I am guessing this comes directly from German
The German and English wikipedia have interesting information about the etymology of the English chair and the German Stuhl:
Chair:
Chair comes from the early 13th-century English word chaere, from Old French chaiere (“chair, seat, throne”), from Latin cathedra (“seat”).
Stuhl:
[…] althochdeutsch stuol ‚Sitz, Thron‘ […]
(Old high German stuol meaning ‘seat’ or ‘throne’
Das Wort Stuhl […] ist mit l-Suffix zur indoeuropäischen Wurzel *stā-, *stǝ- ‚stehen, stellen‘ gebildet.
(The word Stuhl is built from the proto-indo-european language by adding the suffix ‘l’ to the root ‘*stā’ or ‘*stǝ’ which means ‘to stand’)
So both means seat/seating or throne but chair is more a throne-like furniture (by having arm rests and/or back rest) whereas Stuhl was more like a simple stool (a small foot rest or seating without any back rest or arm rests). In German we use “Schemel” or “Hocker” to describe such a stool. “Schemel” seems to come from “scamilla”, Latin for small bench.

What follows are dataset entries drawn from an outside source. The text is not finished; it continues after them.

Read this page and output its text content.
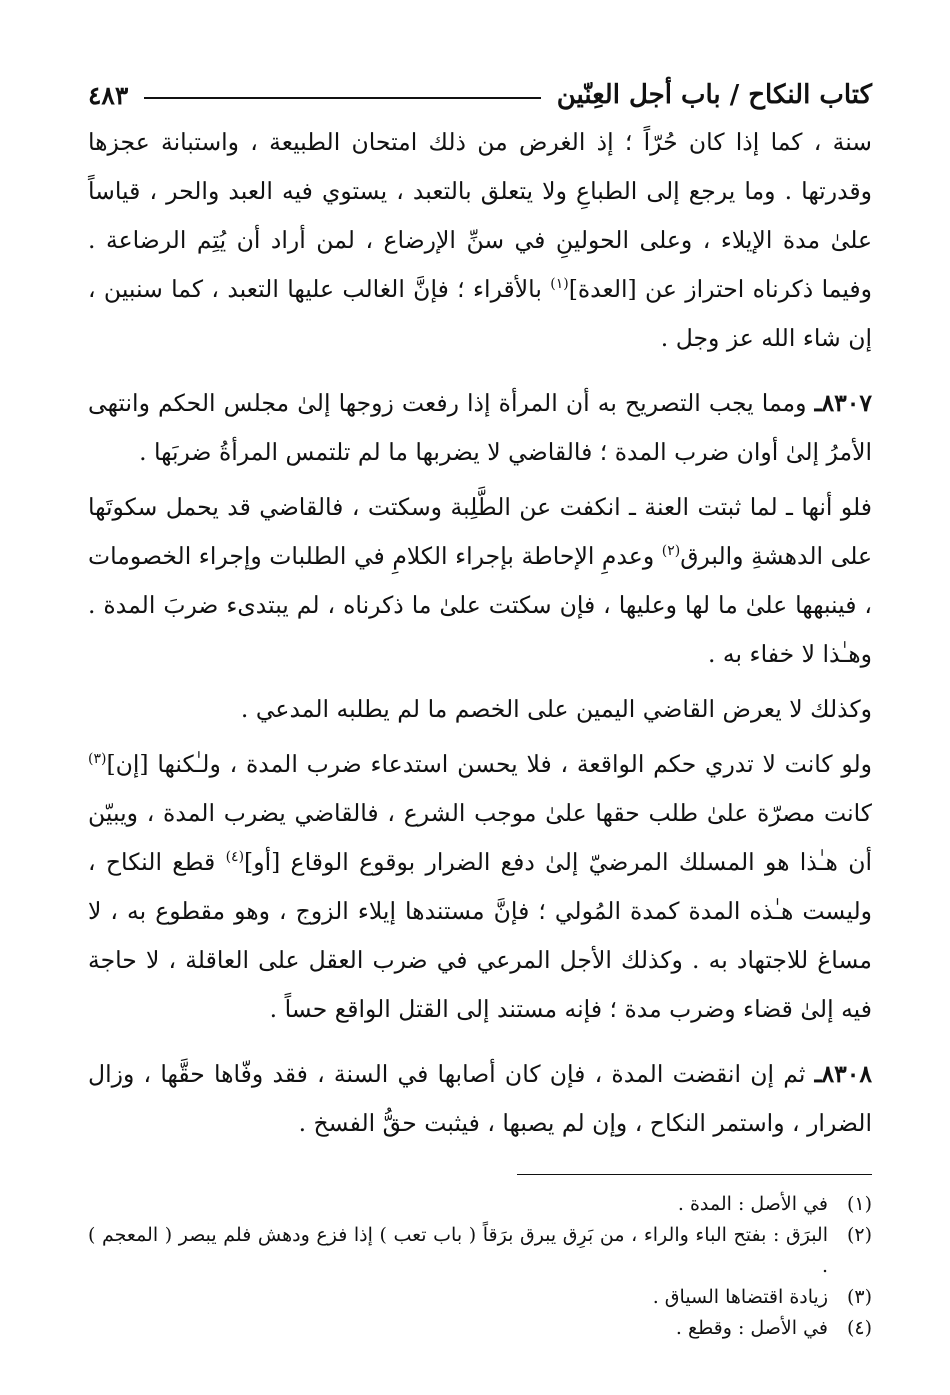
كتاب النكاح / باب أجل العِنّين
٤٨٣

سنة ، كما إذا كان حُرّاً ؛ إذ الغرض من ذلك امتحان الطبيعة ، واستبانة عجزها وقدرتها . وما يرجع إلى الطباعِ ولا يتعلق بالتعبد ، يستوي فيه العبد والحر ، قياساً علىٰ مدة الإيلاء ، وعلى الحولينِ في سنِّ الإرضاع ، لمن أراد أن يُتِم الرضاعة . وفيما ذكرناه احتراز عن [العدة]$^{(١)}$ بالأقراء ؛ فإنَّ الغالب عليها التعبد ، كما سنبين ، إن شاء الله عز وجل .

٨٣٠٧ـ ومما يجب التصريح به أن المرأة إذا رفعت زوجها إلىٰ مجلس الحكم وانتهى الأمرُ إلىٰ أوان ضرب المدة ؛ فالقاضي لا يضربها ما لم تلتمس المرأةُ ضربَها .

فلو أنها ـ لما ثبتت العنة ـ انكفت عن الطَّلِبة وسكتت ، فالقاضي قد يحمل سكوتَها على الدهشةِ والبرق$^{(٢)}$ وعدمِ الإحاطة بإجراء الكلامِ في الطلبات وإجراء الخصومات ، فينبهها علىٰ ما لها وعليها ، فإن سكتت علىٰ ما ذكرناه ، لم يبتدىء ضربَ المدة . وهـٰذا لا خفاء به .

وكذلك لا يعرض القاضي اليمين على الخصم ما لم يطلبه المدعي .

ولو كانت لا تدري حكم الواقعة ، فلا يحسن استدعاء ضرب المدة ، ولـٰكنها [إن]$^{(٣)}$ كانت مصرّة علىٰ طلب حقها علىٰ موجب الشرع ، فالقاضي يضرب المدة ، ويبيّن أن هـٰذا هو المسلك المرضيّ إلىٰ دفع الضرار بوقوع الوقاع [أو]$^{(٤)}$ قطع النكاح ، وليست هـٰذه المدة كمدة المُولي ؛ فإنَّ مستندها إيلاء الزوج ، وهو مقطوع به ، لا مساغ للاجتهاد به . وكذلك الأجل المرعي في ضرب العقل على العاقلة ، لا حاجة فيه إلىٰ قضاء وضرب مدة ؛ فإنه مستند إلى القتل الواقع حساً .

٨٣٠٨ـ ثم إن انقضت المدة ، فإن كان أصابها في السنة ، فقد وفّاها حقَّها ، وزال الضرار ، واستمر النكاح ، وإن لم يصبها ، فيثبت حقُّ الفسخ .

(١)
في الأصل : المدة .

(٢)
البرَق : بفتح الباء والراء ، من بَرِق يبرق برَقاً ( باب تعب ) إذا فزع ودهش فلم يبصر ( المعجم ) .

(٣)
زيادة اقتضاها السياق .

(٤)
في الأصل : وقطع .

I have no idea how all this information helps us, but it’s interesting :D
frog@feddit.uk 1 day ago
Yes always good to see a fellow frog!
So this meme would only make sense in Old High German.
That is interesting.
Thanks for the info.
LeFrog@discuss.tchncs.de 1 day ago
Maybe I put it wrong, but it works even better in modern Germany: “Stuhl” means chair in modern German. The joke/pun is well-known in German: “Darf ich Ihnen den Stuhl zurückschieben?” So unlike in the English version, “Stuhl” literally both means “chair” and “poop”.
frog@feddit.uk 23 hours ago
It’s probably me misunderstanding. Thank you for the correction.